Wash sections in new wells containing 1xPBS & Triton X-100 0.2% five or more times for 0h 5m 0s on shaker at Room temperature

Secondary staining:

Choose a secondary antibody and dilution based on the primary antibody used. See table below for commonly requested secondary antibodies and dilutions. If using NDST, NGST, or NGSTU as blocking serum, dilute the secondary antibody in tube with blocking serum. If using Block Aid as blocking serum, dilute the secondary antibody in tube with 1xPBS & Triton X-100 0.2%. Mix secondary antibody dilution mixture in tube by gently swirling.

A	B
DAPI (5 mg/mL stock concentration, then diluted to working concentration) combine with secondary antibody	1:1000 or 1:5000
Invitrogen goat anti-mouse 488 cross-adsorbed (A11001)	1:500
Invitrogen goat-anti-rabbit 488 (A11012)	1:500
Invitrogen goat anti-mouse 647 (A-21236)	1:500
Invitrogen goat anti-rabbit 405 (A-31556)	1:500
Invitrogen goat anti-rabbit 647 (A21244)	1:500
Jackson Immuno goat anti-chicken 488 (703-545-155)	1:500
Invitrogen goat anti-rabbit 594 (A-11012)	1:500
Invitrogen donkey anti-goat 647 (A-21447)	1:500

Vortex 5mg/mL DAPI solution and dilute it to preferred concentration in secondary antibody solution. 1:5000 is a common dilution for DAPI.

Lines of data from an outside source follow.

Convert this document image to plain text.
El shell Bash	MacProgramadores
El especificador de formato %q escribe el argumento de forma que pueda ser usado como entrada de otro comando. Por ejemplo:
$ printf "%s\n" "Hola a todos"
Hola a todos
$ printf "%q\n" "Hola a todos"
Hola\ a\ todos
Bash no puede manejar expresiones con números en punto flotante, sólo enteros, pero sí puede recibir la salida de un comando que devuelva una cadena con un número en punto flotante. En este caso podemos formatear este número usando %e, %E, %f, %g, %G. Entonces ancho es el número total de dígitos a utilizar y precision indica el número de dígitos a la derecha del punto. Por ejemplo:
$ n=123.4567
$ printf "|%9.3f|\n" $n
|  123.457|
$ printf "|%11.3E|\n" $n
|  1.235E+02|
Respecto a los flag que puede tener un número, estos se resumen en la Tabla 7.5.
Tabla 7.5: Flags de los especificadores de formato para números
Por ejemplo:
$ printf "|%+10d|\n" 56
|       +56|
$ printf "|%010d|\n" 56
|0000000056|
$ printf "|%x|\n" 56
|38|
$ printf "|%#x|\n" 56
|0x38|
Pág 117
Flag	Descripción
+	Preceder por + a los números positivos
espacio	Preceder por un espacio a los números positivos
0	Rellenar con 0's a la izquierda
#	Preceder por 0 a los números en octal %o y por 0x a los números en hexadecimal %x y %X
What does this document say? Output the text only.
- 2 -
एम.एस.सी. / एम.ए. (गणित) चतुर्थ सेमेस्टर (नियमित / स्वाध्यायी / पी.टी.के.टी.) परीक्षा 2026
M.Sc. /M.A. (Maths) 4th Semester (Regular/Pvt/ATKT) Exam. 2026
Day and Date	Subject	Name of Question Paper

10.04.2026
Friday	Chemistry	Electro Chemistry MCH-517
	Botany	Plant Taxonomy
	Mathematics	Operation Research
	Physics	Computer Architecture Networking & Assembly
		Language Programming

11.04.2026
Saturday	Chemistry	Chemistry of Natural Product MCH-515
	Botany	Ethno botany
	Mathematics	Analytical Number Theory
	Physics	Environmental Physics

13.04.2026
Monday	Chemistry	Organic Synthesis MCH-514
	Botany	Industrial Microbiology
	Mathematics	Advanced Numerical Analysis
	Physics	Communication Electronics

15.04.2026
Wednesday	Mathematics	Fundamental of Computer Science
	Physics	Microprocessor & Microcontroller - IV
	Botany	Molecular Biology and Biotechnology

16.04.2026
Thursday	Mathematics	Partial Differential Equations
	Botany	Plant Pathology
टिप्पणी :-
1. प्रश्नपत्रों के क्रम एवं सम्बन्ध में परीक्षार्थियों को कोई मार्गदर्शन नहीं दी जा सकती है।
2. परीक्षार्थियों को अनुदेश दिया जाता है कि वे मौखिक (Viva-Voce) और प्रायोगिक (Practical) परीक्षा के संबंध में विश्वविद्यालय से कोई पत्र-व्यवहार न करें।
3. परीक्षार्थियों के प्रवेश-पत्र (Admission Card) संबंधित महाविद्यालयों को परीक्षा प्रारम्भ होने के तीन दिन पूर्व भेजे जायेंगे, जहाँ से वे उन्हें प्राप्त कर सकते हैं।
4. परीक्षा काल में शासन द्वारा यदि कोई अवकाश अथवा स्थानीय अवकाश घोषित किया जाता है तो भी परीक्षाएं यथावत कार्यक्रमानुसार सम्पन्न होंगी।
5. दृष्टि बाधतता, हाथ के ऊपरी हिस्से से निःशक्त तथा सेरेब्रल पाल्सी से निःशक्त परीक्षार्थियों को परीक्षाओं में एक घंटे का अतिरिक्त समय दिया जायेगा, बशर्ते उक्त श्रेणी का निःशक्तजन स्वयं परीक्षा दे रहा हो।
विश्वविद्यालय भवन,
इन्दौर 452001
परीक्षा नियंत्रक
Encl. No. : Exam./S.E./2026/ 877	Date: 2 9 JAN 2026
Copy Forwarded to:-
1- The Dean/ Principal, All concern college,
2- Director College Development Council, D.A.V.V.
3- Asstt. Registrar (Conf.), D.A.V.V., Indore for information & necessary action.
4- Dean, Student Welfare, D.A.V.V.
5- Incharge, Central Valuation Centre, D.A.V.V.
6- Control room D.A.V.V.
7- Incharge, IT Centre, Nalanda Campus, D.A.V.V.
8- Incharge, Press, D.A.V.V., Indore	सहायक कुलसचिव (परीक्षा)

Choose a staining duration based on section thickness. Suggestion below are minimums and secondary staining duration may run up to 48h 0m 0s :

A	B
50 microns	1+ hour
100 microns	2+ hours

Incubate sections in chosen secondary antibody solution for chosen staining duration on shaker at Room temperature

Wash sections in 1xPBS & Triton X-100 0.2% three times for 0h 5m 0s on shaker at Room temperature

Wash sections in 1xPBS two times for 0h 30m 0s on shaker at Room temperature

Store samples in 1xPBS for short term use or 1xPBS & Azide 0.01% for long term use ( or up to several weeks) at 4°C until ready for mounting.